The length of the cross correlation $h[n]$ (or convolution) is simply

$$N_h = N_f+N_g-1$$

We treat the cross correlation as "convolve with the time flipped version of g[n]", i.e.

$$h[n] = f[n]*g[-n] $$

where $*$ is the convolution operator.

Since we are time flipping around $n=0$ The support of the time-flipped version is $[-M_g,-m_g]$, i.e. the limits change signs and flip positions. For example $[3,8]$ turns into $[-8,-3]$

The FFT implements the DFT (Discrete Fourier Transform). Multiplication in the DFT domain implements circular (not linear) convolution. Hence we need to zero pad both sequences to the length $N_h$ to avoid time domain aliasing. Note, that you need to zero-pad $g[n]$ AFTER time flipping it.

For convolution the support intervals just add, i.e. $h[n]$ will be non-zero on $[m_h,M_h] = [m_f-M_g,M_f-m_g]$

Programming languages like Matlab don't have a built-in way for managing the x-interval of an array so you have to keep track of it manually. Below is a code example that demonstrate the cross correlation between two different triangular waves.

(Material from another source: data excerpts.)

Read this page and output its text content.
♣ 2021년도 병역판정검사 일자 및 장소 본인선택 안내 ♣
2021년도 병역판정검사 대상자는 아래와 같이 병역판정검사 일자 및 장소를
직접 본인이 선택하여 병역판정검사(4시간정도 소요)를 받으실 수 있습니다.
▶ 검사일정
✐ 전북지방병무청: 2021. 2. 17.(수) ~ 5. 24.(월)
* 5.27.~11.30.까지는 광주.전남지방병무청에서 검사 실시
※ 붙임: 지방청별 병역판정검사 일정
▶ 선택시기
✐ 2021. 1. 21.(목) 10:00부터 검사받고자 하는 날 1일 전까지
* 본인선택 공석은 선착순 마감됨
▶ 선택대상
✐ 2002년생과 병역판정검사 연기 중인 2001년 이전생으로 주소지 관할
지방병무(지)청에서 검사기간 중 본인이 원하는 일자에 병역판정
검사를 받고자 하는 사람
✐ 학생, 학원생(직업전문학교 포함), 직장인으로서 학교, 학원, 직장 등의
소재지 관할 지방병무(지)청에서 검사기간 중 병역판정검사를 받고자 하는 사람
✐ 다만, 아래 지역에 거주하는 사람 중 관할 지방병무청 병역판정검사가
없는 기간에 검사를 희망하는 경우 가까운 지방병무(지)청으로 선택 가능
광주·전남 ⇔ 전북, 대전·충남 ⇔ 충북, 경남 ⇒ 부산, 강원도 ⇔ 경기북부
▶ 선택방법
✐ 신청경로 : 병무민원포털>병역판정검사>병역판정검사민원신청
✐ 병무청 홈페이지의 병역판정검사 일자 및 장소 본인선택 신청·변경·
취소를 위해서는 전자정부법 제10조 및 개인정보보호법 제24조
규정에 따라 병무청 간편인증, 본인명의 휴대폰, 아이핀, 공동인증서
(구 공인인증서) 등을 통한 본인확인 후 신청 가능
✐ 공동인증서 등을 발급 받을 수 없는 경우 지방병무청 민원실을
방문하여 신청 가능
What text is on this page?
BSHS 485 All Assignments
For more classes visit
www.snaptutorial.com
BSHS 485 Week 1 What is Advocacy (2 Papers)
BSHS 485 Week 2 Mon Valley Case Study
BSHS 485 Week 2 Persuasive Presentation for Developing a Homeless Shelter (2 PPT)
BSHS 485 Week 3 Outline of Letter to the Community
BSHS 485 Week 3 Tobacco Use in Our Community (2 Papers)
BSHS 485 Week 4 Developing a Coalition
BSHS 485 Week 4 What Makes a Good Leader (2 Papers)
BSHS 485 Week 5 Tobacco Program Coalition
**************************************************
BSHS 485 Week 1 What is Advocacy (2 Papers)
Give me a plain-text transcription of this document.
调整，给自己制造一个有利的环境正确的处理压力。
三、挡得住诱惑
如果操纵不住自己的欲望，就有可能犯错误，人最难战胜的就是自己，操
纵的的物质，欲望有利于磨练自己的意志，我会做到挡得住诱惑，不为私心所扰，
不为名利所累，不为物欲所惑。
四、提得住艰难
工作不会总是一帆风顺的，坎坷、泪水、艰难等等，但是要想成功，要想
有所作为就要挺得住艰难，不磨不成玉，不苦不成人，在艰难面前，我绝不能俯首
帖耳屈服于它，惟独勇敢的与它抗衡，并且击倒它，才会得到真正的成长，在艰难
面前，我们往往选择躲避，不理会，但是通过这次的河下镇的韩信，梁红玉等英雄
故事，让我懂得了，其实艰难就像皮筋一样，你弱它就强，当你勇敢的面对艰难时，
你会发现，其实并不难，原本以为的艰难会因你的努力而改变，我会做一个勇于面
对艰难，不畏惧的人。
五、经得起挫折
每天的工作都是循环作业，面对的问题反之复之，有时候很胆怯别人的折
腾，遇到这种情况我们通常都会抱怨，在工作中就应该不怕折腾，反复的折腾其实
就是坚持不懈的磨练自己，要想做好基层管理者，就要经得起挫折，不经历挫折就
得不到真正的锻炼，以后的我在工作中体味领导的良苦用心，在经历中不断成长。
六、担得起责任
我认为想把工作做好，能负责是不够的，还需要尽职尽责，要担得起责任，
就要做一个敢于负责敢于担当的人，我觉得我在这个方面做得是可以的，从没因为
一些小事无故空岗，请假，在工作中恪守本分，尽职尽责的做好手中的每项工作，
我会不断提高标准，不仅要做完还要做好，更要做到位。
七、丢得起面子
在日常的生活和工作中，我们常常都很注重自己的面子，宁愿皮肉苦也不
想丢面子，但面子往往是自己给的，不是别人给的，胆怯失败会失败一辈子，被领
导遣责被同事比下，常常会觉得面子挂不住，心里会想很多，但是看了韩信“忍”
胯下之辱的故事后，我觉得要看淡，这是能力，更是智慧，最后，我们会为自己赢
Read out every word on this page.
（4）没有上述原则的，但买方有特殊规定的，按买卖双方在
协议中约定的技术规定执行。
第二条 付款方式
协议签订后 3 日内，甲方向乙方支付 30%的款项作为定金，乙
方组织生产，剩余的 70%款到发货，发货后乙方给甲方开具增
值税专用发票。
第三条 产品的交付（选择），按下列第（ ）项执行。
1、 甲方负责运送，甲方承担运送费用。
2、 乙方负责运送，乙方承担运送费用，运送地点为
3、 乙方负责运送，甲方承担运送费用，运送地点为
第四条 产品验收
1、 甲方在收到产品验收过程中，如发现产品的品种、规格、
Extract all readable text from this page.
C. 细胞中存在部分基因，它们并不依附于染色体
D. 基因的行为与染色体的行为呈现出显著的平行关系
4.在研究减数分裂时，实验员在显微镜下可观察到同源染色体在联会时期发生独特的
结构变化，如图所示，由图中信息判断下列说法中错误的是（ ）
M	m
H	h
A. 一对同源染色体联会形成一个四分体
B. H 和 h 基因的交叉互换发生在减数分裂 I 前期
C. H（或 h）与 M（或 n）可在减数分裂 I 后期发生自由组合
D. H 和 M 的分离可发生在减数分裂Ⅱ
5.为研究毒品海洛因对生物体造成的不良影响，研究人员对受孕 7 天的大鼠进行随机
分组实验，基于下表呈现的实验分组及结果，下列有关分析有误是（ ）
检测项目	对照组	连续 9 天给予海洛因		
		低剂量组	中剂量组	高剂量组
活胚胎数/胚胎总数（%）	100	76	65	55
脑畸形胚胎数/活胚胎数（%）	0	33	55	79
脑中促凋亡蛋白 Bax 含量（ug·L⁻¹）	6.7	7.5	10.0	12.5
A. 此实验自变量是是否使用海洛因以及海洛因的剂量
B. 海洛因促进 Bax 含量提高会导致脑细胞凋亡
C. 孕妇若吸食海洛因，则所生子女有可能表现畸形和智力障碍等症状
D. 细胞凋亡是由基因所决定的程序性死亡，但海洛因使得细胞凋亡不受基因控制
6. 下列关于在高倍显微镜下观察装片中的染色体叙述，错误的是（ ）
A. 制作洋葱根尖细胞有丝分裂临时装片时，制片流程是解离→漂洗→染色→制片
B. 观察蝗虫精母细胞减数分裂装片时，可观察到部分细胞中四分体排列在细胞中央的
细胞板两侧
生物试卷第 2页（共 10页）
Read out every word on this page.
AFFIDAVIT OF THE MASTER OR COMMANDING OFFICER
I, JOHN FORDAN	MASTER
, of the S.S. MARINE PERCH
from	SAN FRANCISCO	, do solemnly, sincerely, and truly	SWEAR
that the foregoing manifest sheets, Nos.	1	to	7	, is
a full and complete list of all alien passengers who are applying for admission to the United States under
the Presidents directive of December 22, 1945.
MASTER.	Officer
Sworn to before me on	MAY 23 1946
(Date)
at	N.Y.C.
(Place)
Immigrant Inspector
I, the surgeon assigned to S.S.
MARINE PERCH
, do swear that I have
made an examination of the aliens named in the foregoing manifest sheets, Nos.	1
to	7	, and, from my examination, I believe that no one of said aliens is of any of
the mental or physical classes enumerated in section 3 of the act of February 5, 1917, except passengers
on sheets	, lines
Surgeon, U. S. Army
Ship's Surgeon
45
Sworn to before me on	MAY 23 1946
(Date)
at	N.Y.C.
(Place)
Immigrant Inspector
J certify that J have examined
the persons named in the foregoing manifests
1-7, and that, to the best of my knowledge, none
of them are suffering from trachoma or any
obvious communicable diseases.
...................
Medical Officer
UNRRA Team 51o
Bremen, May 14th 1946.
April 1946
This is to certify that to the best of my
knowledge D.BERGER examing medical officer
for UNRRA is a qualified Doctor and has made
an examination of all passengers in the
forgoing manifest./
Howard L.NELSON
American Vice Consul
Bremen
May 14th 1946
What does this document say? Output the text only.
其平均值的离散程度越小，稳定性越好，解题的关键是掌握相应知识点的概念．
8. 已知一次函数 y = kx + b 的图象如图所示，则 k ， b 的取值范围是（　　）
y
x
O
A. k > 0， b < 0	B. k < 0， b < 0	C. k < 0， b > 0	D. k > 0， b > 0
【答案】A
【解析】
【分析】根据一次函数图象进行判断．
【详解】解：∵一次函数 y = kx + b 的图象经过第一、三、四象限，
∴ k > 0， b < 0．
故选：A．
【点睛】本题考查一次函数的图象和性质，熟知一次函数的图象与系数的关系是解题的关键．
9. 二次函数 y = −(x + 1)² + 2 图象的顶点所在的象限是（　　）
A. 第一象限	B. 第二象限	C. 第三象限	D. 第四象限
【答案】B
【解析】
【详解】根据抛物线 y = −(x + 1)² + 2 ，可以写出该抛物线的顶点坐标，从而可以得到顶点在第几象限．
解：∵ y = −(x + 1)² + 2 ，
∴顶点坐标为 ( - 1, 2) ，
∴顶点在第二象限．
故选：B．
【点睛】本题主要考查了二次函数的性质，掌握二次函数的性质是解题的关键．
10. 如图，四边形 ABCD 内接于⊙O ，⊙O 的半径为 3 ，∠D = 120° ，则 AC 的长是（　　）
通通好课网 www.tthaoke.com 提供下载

%% create two tri-angular waves and cross correlate them
% wave 1: width 9, starting at n = 3;
f = conv(ones(5,1),ones(5,1)); f = f/max(f);
mf = [3,11];
% wave 2: width 13, starting at n = -5
g = conv(ones(7,1),ones(7,1)); g = g/max(g);
mg = [-5,7];

%% do the crosscorrelation
Nh = mf(2)+mg(2)-mf(1)-mg(1) + 1;       % length of cross correlation
h2 = ifft(fft(f,Nh).*fft(flip(g),Nh));  % F-domain convolution with padding
mh = mf + flip(-mg);                    % support interval of result

%% now plot it all
clf;
plot(mf(1):mf(2),f,'LineWidth',2);
hold on;
plot(mg(1):mg(2),g,'LineWidth',2);

plot(mh(1):mh(2),h2/max(h2),'LineWidth',2);
grid on
set(gca,'xlim',[-5 18]);
xlabel('Time in samples');
legend('f[n]','g[n]','h[n]');

enter image description here

Since the peak of $g[n]$ precedes the peak of $f[n]$ by 6 samples, the maximum of the cross correlation will be at $n=6$.